То есть не то чтобы Шу не хотела сейчас видеть единственную подругу. Просто Белочка обязательно поймет, что ночью что-то произошло, и спросит. А врать ей Шу не хотела еще больше, чем рассказывать правду.
Ну а как вы себе это представляете? В смысле правду? «Знаешь ли, дорогая Баль, сегодня ночью я впервые занималась любовью с мужчиной. И это был тот самый темный шер Бастерхази, которого ты боишься и ненавидишь. Да-да, тот самый, который то ли участвовал в покушении на Каетано, то ли не участвовал, никто точно не знает. Да-да, любовник моей сестры и то ли принца Люкреса, то ли полковника Дюбрайна, то ли всех сразу.

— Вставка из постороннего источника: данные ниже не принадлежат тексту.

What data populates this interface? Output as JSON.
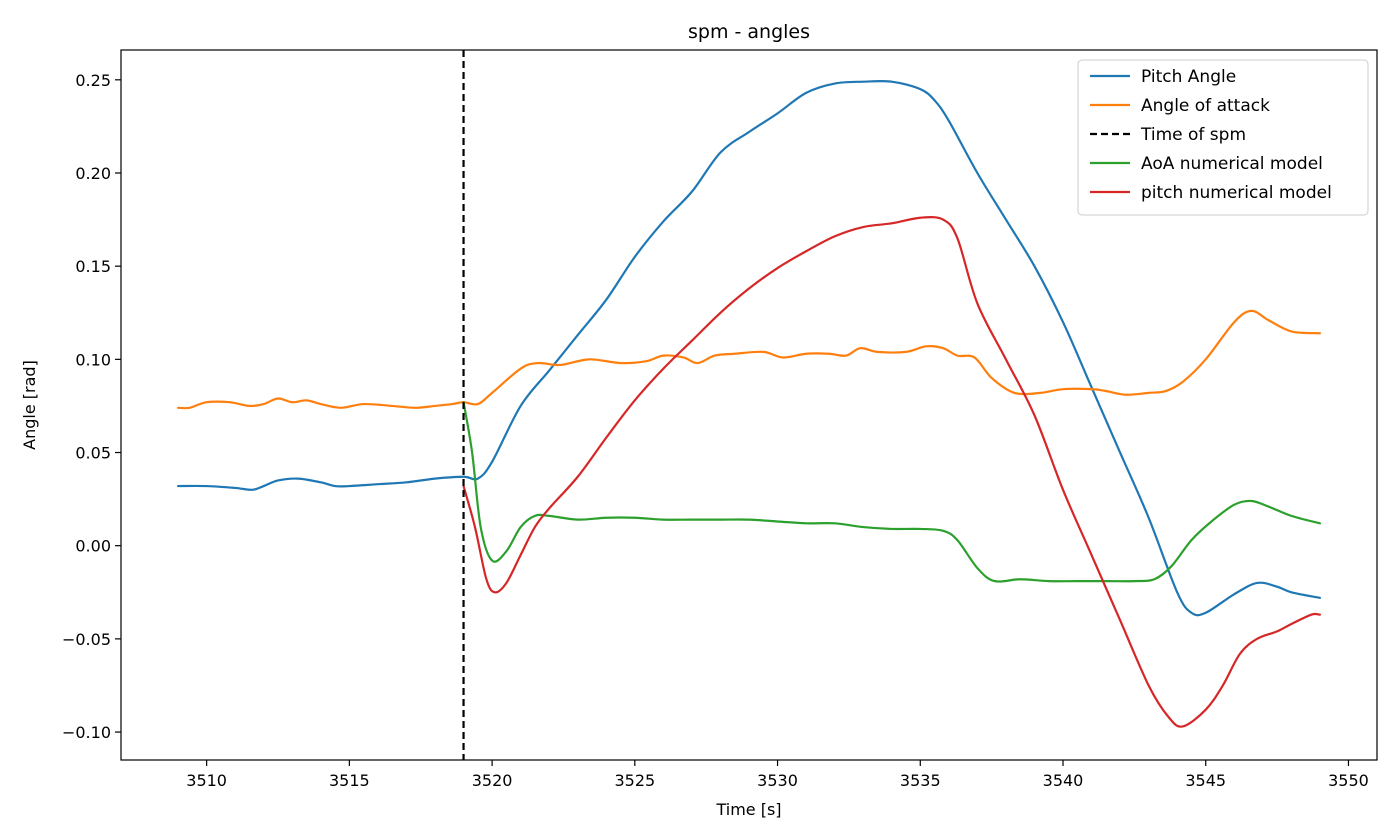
{
  "chart_data": {
    "type": "line",
    "title": "spm - angles",
    "xlabel": "Time [s]",
    "ylabel": "Angle [rad]",
    "xlim": [
      3507,
      3551
    ],
    "ylim": [
      -0.115,
      0.266
    ],
    "xticks": [
      3510,
      3515,
      3520,
      3525,
      3530,
      3535,
      3540,
      3545,
      3550
    ],
    "yticks": [
      -0.1,
      -0.05,
      0.0,
      0.05,
      0.1,
      0.15,
      0.2,
      0.25
    ],
    "xtick_labels": [
      "3510",
      "3515",
      "3520",
      "3525",
      "3530",
      "3535",
      "3540",
      "3545",
      "3550"
    ],
    "ytick_labels": [
      "−0.10",
      "−0.05",
      "0.00",
      "0.05",
      "0.10",
      "0.15",
      "0.20",
      "0.25"
    ],
    "grid": false,
    "legend_position": "top-right",
    "vline": {
      "name": "Time of spm",
      "x": 3519.0,
      "color": "#000000",
      "style": "dashed"
    },
    "series": [
      {
        "name": "Pitch Angle",
        "color": "#1f77b4",
        "points": [
          [
            3509.0,
            0.032
          ],
          [
            3510.0,
            0.032
          ],
          [
            3511.0,
            0.031
          ],
          [
            3511.6,
            0.03
          ],
          [
            3512.0,
            0.032
          ],
          [
            3512.5,
            0.035
          ],
          [
            3513.2,
            0.036
          ],
          [
            3514.0,
            0.034
          ],
          [
            3514.5,
            0.032
          ],
          [
            3515.0,
            0.032
          ],
          [
            3516.0,
            0.033
          ],
          [
            3517.0,
            0.034
          ],
          [
            3518.0,
            0.036
          ],
          [
            3519.0,
            0.037
          ],
          [
            3519.5,
            0.036
          ],
          [
            3520.0,
            0.045
          ],
          [
            3521.0,
            0.075
          ],
          [
            3522.0,
            0.094
          ],
          [
            3523.0,
            0.113
          ],
          [
            3524.0,
            0.132
          ],
          [
            3525.0,
            0.155
          ],
          [
            3526.0,
            0.174
          ],
          [
            3527.0,
            0.19
          ],
          [
            3528.0,
            0.211
          ],
          [
            3529.0,
            0.222
          ],
          [
            3530.0,
            0.232
          ],
          [
            3531.0,
            0.243
          ],
          [
            3532.0,
            0.248
          ],
          [
            3533.0,
            0.249
          ],
          [
            3534.0,
            0.249
          ],
          [
            3535.0,
            0.245
          ],
          [
            3535.5,
            0.239
          ],
          [
            3536.0,
            0.228
          ],
          [
            3537.0,
            0.2
          ],
          [
            3538.0,
            0.175
          ],
          [
            3539.0,
            0.15
          ],
          [
            3540.0,
            0.12
          ],
          [
            3541.0,
            0.085
          ],
          [
            3542.0,
            0.05
          ],
          [
            3543.0,
            0.015
          ],
          [
            3544.0,
            -0.025
          ],
          [
            3544.5,
            -0.036
          ],
          [
            3545.0,
            -0.036
          ],
          [
            3546.0,
            -0.026
          ],
          [
            3546.8,
            -0.02
          ],
          [
            3547.5,
            -0.022
          ],
          [
            3548.0,
            -0.025
          ],
          [
            3549.0,
            -0.028
          ]
        ]
      },
      {
        "name": "Angle of attack",
        "color": "#ff7f0e",
        "points": [
          [
            3509.0,
            0.074
          ],
          [
            3509.4,
            0.074
          ],
          [
            3510.0,
            0.077
          ],
          [
            3510.8,
            0.077
          ],
          [
            3511.5,
            0.075
          ],
          [
            3512.0,
            0.076
          ],
          [
            3512.5,
            0.079
          ],
          [
            3513.0,
            0.077
          ],
          [
            3513.5,
            0.078
          ],
          [
            3514.0,
            0.076
          ],
          [
            3514.7,
            0.074
          ],
          [
            3515.5,
            0.076
          ],
          [
            3516.5,
            0.075
          ],
          [
            3517.3,
            0.074
          ],
          [
            3518.0,
            0.075
          ],
          [
            3518.6,
            0.076
          ],
          [
            3519.0,
            0.077
          ],
          [
            3519.5,
            0.076
          ],
          [
            3520.0,
            0.082
          ],
          [
            3521.0,
            0.095
          ],
          [
            3521.6,
            0.098
          ],
          [
            3522.4,
            0.097
          ],
          [
            3523.4,
            0.1
          ],
          [
            3524.5,
            0.098
          ],
          [
            3525.4,
            0.099
          ],
          [
            3526.0,
            0.102
          ],
          [
            3526.7,
            0.101
          ],
          [
            3527.2,
            0.098
          ],
          [
            3527.8,
            0.102
          ],
          [
            3528.5,
            0.103
          ],
          [
            3529.5,
            0.104
          ],
          [
            3530.2,
            0.101
          ],
          [
            3531.0,
            0.103
          ],
          [
            3531.8,
            0.103
          ],
          [
            3532.4,
            0.102
          ],
          [
            3532.9,
            0.106
          ],
          [
            3533.5,
            0.104
          ],
          [
            3534.5,
            0.104
          ],
          [
            3535.2,
            0.107
          ],
          [
            3535.8,
            0.106
          ],
          [
            3536.3,
            0.102
          ],
          [
            3536.9,
            0.101
          ],
          [
            3537.5,
            0.09
          ],
          [
            3538.3,
            0.082
          ],
          [
            3539.2,
            0.082
          ],
          [
            3540.0,
            0.084
          ],
          [
            3541.0,
            0.084
          ],
          [
            3541.5,
            0.083
          ],
          [
            3542.2,
            0.081
          ],
          [
            3543.0,
            0.082
          ],
          [
            3543.6,
            0.083
          ],
          [
            3544.2,
            0.088
          ],
          [
            3545.0,
            0.1
          ],
          [
            3546.0,
            0.12
          ],
          [
            3546.6,
            0.126
          ],
          [
            3547.2,
            0.121
          ],
          [
            3548.0,
            0.115
          ],
          [
            3549.0,
            0.114
          ]
        ]
      },
      {
        "name": "AoA numerical model",
        "color": "#2ca02c",
        "points": [
          [
            3519.0,
            0.077
          ],
          [
            3519.3,
            0.05
          ],
          [
            3519.6,
            0.01
          ],
          [
            3520.0,
            -0.008
          ],
          [
            3520.5,
            -0.003
          ],
          [
            3521.0,
            0.01
          ],
          [
            3521.5,
            0.016
          ],
          [
            3522.0,
            0.016
          ],
          [
            3523.0,
            0.014
          ],
          [
            3524.0,
            0.015
          ],
          [
            3525.0,
            0.015
          ],
          [
            3526.0,
            0.014
          ],
          [
            3527.0,
            0.014
          ],
          [
            3528.0,
            0.014
          ],
          [
            3529.0,
            0.014
          ],
          [
            3530.0,
            0.013
          ],
          [
            3531.0,
            0.012
          ],
          [
            3532.0,
            0.012
          ],
          [
            3533.0,
            0.01
          ],
          [
            3534.0,
            0.009
          ],
          [
            3535.0,
            0.009
          ],
          [
            3535.8,
            0.008
          ],
          [
            3536.3,
            0.003
          ],
          [
            3537.0,
            -0.012
          ],
          [
            3537.6,
            -0.019
          ],
          [
            3538.5,
            -0.018
          ],
          [
            3539.5,
            -0.019
          ],
          [
            3540.5,
            -0.019
          ],
          [
            3541.5,
            -0.019
          ],
          [
            3542.5,
            -0.019
          ],
          [
            3543.2,
            -0.018
          ],
          [
            3543.8,
            -0.011
          ],
          [
            3544.5,
            0.003
          ],
          [
            3545.2,
            0.013
          ],
          [
            3546.0,
            0.022
          ],
          [
            3546.6,
            0.024
          ],
          [
            3547.2,
            0.021
          ],
          [
            3548.0,
            0.016
          ],
          [
            3549.0,
            0.012
          ]
        ]
      },
      {
        "name": "pitch numerical model",
        "color": "#d62728",
        "points": [
          [
            3519.0,
            0.032
          ],
          [
            3519.4,
            0.01
          ],
          [
            3519.8,
            -0.018
          ],
          [
            3520.1,
            -0.025
          ],
          [
            3520.5,
            -0.02
          ],
          [
            3521.0,
            -0.005
          ],
          [
            3521.5,
            0.01
          ],
          [
            3522.0,
            0.02
          ],
          [
            3523.0,
            0.037
          ],
          [
            3524.0,
            0.058
          ],
          [
            3525.0,
            0.078
          ],
          [
            3526.0,
            0.095
          ],
          [
            3527.0,
            0.11
          ],
          [
            3528.0,
            0.125
          ],
          [
            3529.0,
            0.138
          ],
          [
            3530.0,
            0.149
          ],
          [
            3531.0,
            0.158
          ],
          [
            3532.0,
            0.166
          ],
          [
            3533.0,
            0.171
          ],
          [
            3534.0,
            0.173
          ],
          [
            3535.0,
            0.176
          ],
          [
            3535.8,
            0.175
          ],
          [
            3536.3,
            0.165
          ],
          [
            3537.0,
            0.13
          ],
          [
            3538.0,
            0.1
          ],
          [
            3539.0,
            0.07
          ],
          [
            3540.0,
            0.03
          ],
          [
            3541.0,
            -0.005
          ],
          [
            3542.0,
            -0.04
          ],
          [
            3543.0,
            -0.075
          ],
          [
            3543.7,
            -0.092
          ],
          [
            3544.2,
            -0.097
          ],
          [
            3545.0,
            -0.088
          ],
          [
            3545.6,
            -0.075
          ],
          [
            3546.2,
            -0.058
          ],
          [
            3546.8,
            -0.05
          ],
          [
            3547.5,
            -0.046
          ],
          [
            3548.0,
            -0.042
          ],
          [
            3548.7,
            -0.037
          ],
          [
            3549.0,
            -0.037
          ]
        ]
      }
    ]
  }
}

Он был великолепен, я собираюсь повторить!»
На идею «повторить» тело отозвалось горячей сладкой дрожью, а магические потоки устремились во все стороны, словно пытаясь найти и дотянуться до такой сладкой, такой вкусной тьмы. И почти тут же Шу уколол приступ паники, пахнуло гарью и смертью — так коротко, что она даже толком не поняла, с чего бы. Но желание сейчас же найти Роне, коснуться его — пропало. Словно ее окатило ледяной водой, проясняющей разум.
О чем она вообще думала, и главное — чем? Какое, к ширхабу лысому, «повторить», и единственный-то раз был сумасшедшей авантюрой! Если еще и повторить, она привыкнет к Бастерхази, а там уже полшага до того, чтобы ему довериться. Нет уж. Доверие мужчине, тем более темному шеру — непозволительная роскошь для принцессы.
Достаточно того, что у нее есть Энрике с Бален, которые никогда ее не предадут.
Вот только расстраивать их новостями о ее новых отношениях с Бастерхази не стоит. Так что пусть пока спокойно спят. Разбудить стоит разве что Зако, а то заявится барон Уго к Каетано, застанет его в одной кровати с верным другом и подумает ширхаб знает что.
Не обуваясь, чтобы не шуметь, Шу подбежала к большой кровати и пихнула Зако.
— Перебирайся на свою кровать, растлитель малолетних принцев.
Зако растерянно со сна уставился на нее, потом оглянулся на сопящего в соседнюю подушку Каетано, хмыкнул и потянулся.
— Вот если бы малолетних принцесс… — пробормотал он, заворачиваясь в простыню и сползая на пол.
Жар бросился Шу в лицо, но вовсе не от созерцания полуголого Зако. Знал бы он, кому Шу позволила себя соблазнить! Но по счастью верный друг еще недостаточно проснулся, чтобы заметить ее предательски покрасневшие скулы.
— Если Бален будет искать, скажи, я в Закатной башне, — шепотом велела она, примериваясь к бушам и абрикосам: почему-то ее одолел зверский голод. — А Кая не буди, и за мной не ходите, понял?
— Слушаюсь, ваше сумрачное высочество, — ответил Зако и зевнул.